Mike Judge might know that, even with all of his culturally influential television and film projects over the years, his only Primetime Emmy Award win out of a sea of nominations was for King of the Hill. What even this caliber of fan might not know, however, is that Judge is a card-carrying member of the scientific community.
Long before Judge’s creations—Beavis and Butthead, Office Space, and Silicon Valley to name a few—ever entered the zeitgeist, Judge himself entered the world as the second of three children born to archaeologist Jim Judge and librarian Margaret Blue. His father also worked for a nonprofit organization focusing on agricultural development in Ecuador, where Judge spent his earliest years. It was during those years, and his childhood in Albuquerque, that Judge and his brother Jay first dreamed up the colorful characters he’d become known for, some of which were based on real people they knew personally. One such character was based partially on Judge’s college physics professor, a man who would play a pivotal role in Judge’s artistic career as well as his academic one.

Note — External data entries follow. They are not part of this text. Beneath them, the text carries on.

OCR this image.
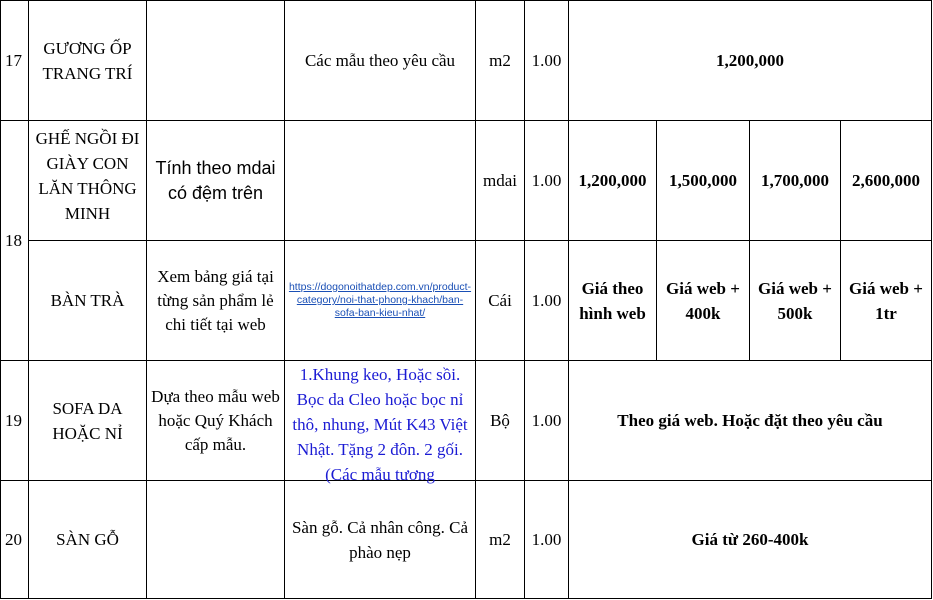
17	GƯƠNG ỐP TRANG TRÍ		Các mẫu theo yêu cầu	m2	1.00	1,200,000			
18	GHẾ NGỒI ĐI GIÀY CON LĂN THÔNG MINH	Tính theo mdai có đệm trên		mdai	1.00	1,200,000	1,500,000	1,700,000	2,600,000
	BÀN TRÀ	Xem bảng giá tại từng sản phẩm lẻ chi tiết tại web	https://dogonoithatdep.com.vn/product-category/noi-that-phong-khach/ban-sofa-ban-kieu-nhat/	Cái	1.00	Giá theo hình web	Giá web + 400k	Giá web + 500k	Giá web + 1tr
19	SOFA DA HOẶC NỈ	Dựa theo mẫu web hoặc Quý Khách cấp mẫu.	1.Khung keo, Hoặc sồi. Bọc da Cleo hoặc bọc nỉ thô, nhung, Mút K43 Việt Nhật. Tặng 2 đôn. 2 gối. (Các mẫu tương	Bộ	1.00	Theo giá web. Hoặc đặt theo yêu cầu			
20	SÀN GỖ		Sàn gỗ. Cả nhân công. Cả phào nẹp	m2	1.00	Giá từ 260-400k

In 1986, Judge graduated from the University of California, San Diego with a bachelor’s degree in physics. He used the skills he developed in college to land jobs first at Support Systems Associates Incorporated and then at Parallax Graphics, which made hardware interface cards for early high-resolution screens. If Judge had stuck with that company instead of quitting to play bass for a touring blues band, we may never have experienced the wealth of comedic content he would eventually develop.
His time in the band took Judge to Dallas, where he enrolled in graduate math classes at the University of Texas at Dallas, while also dabbling in animation. It was this early experimentation with animation that led to the first iteration of Office Space—a.k.a. the Milton series of shorts—and firmly set Judge on the creative path:
“I really felt alive,” Judge said. “Especially when I first got film back from the lab and put it in the projector and saw that it looked like a cartoon.”

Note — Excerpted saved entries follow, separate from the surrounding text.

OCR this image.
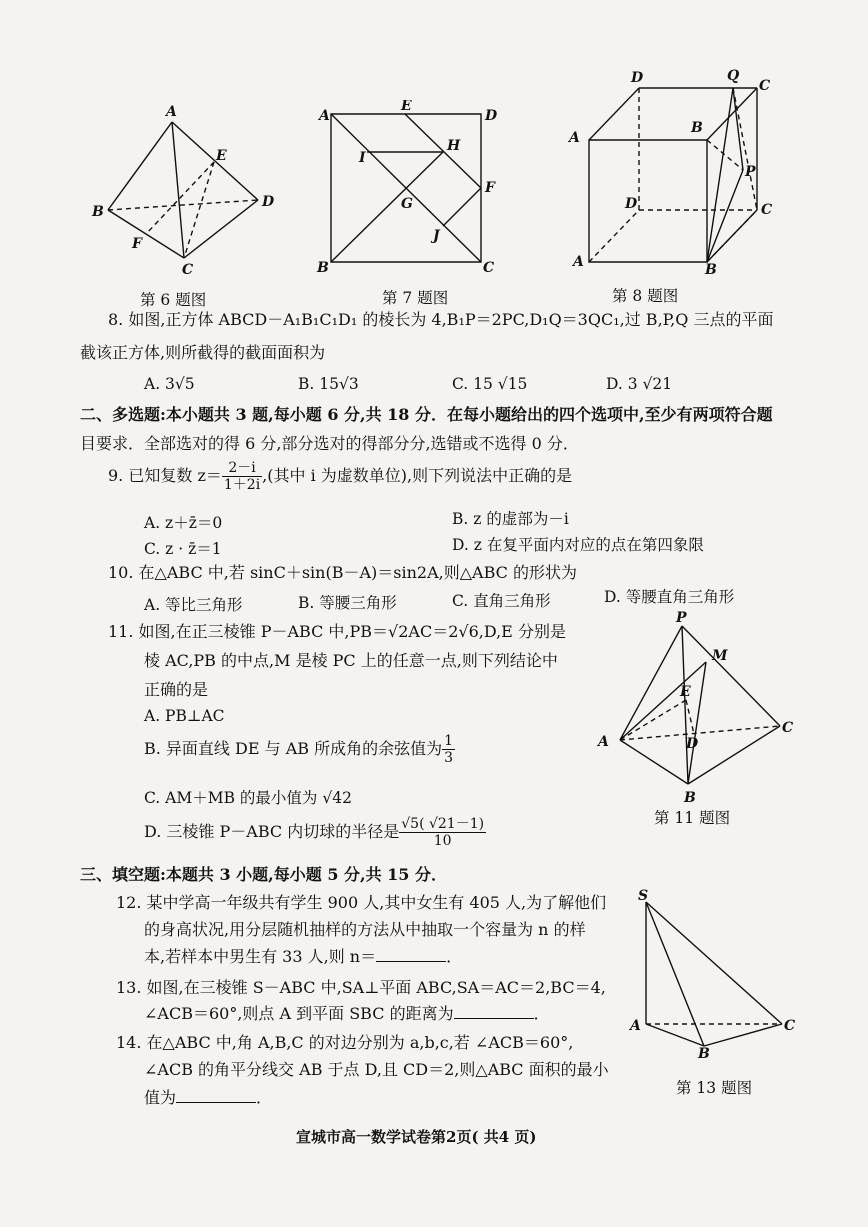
A
B
C
D
E
F
第 6 题图
A
B	C
D
E
F
G
H
I
J
第 7 题图
D	Q
C
A
B
P
D	C
A	B
第 8 题图
8. 如图,正方体 ABCD－A₁B₁C₁D₁ 的棱长为 4,B₁P＝2PC,D₁Q＝3QC₁,过 B,P,Q 三点的平面
截该正方体,则所截得的截面面积为
A. 3√5	B. 15√3	C. 15 √15	D. 3 √21
二、多选题:本小题共 3 题,每小题 6 分,共 18 分．在每小题给出的四个选项中,至少有两项符合题
目要求．全部选对的得 6 分,部分选对的得部分分,选错或不选得 0 分．
9. 已知复数 $z= \frac{2-i}{1+2i}$ ,(其中 i 为虚数单位),则下列说法中正确的是
A. z＋z̄＝0	B. z 的虚部为－i
C. z · z̄＝1	D. z 在复平面内对应的点在第四象限
10. 在△ABC 中,若 sinC＋sin(B－A)＝sin2A,则△ABC 的形状为
A. 等比三角形	B. 等腰三角形	C. 直角三角形	D. 等腰直角三角形
11. 如图,在正三棱锥 P－ABC 中,PB＝√2AC＝2√6,D,E 分别是
棱 AC,PB 的中点,M 是棱 PC 上的任意一点,则下列结论中
正确的是
A. PB⊥AC
B. 异面直线 DE 与 AB 所成角的余弦值为 $\frac{1}{3}$
C. AM＋MB 的最小值为 √42
D. 三棱锥 P－ABC 内切球的半径是 $\frac{√5( √21-1)}{10}$
P
M
E
A	D
C
B
第 11 题图
三、填空题:本题共 3 小题,每小题 5 分,共 15 分．
12. 某中学高一年级共有学生 900 人,其中女生有 405 人,为了解他们
的身高状况,用分层随机抽样的方法从中抽取一个容量为 n 的样
本,若样本中男生有 33 人,则 n＝	．
13. 如图,在三棱锥 S－ABC 中,SA⊥平面 ABC,SA＝AC＝2,BC＝4,
∠ACB＝60°,则点 A 到平面 SBC 的距离为	．
14. 在△ABC 中,角 A,B,C 的对边分别为 a,b,c,若 ∠ACB＝60°,
∠ACB 的角平分线交 AB 于点 D,且 CD＝2,则△ABC 面积的最小
值为	．
S
A	C
B
第 13 题图
宣城市高一数学试卷第2页( 共4 页)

Despite his successes in the TV and film industry, and the decision to move away from a career in the sciences, Judge didn’t forget his alma mater. In 2009, he returned to UCSD as a keynote speaker for the school’s graduation ceremony. He stressed that just because academic and workplace superiors might have a certain path in mind for you, that doesn’t mean it’s the best one:
They pounded into us that if everyone would just get a degree in science, it would solve all the world’s problems … But if you’re doing something you like, and you know what you want, you have a passion, you’ll have that to guide you.
During a Q&A from that event, Judge also spoke in no uncertain terms about how his foundation in science still serves a function his creative life:
I don’t think you need to know physics to do animation, but there is a thing called squash and stretch that you do in animation — because the physics don’t look right. In a weird way, there is some physics of motion in animation. In thermodynamics, you learn probability and statistics and, so, sometimes when the studio is trying to pull one over on me about the statistics of a test screening etc. I can just lecture them on how it really is and how unscientific they’re being.
Judge is a fantastic case to show how a scientific education helps to inform the way we approach challenges and how we view the world, even if the specific science of study has little to do with our day-to-day job. You can clearly see science’s influence in Judge’s work; he shines a light on the dangers of its absence in Idiocracy, and mines comedy from its painfully awkward side in Silicon Valley. Despite his frustrations with engineers and the tech world at large, it was worth it to see those formative experiences turned into a wealth of hilarity for generations of audiences to enjoy.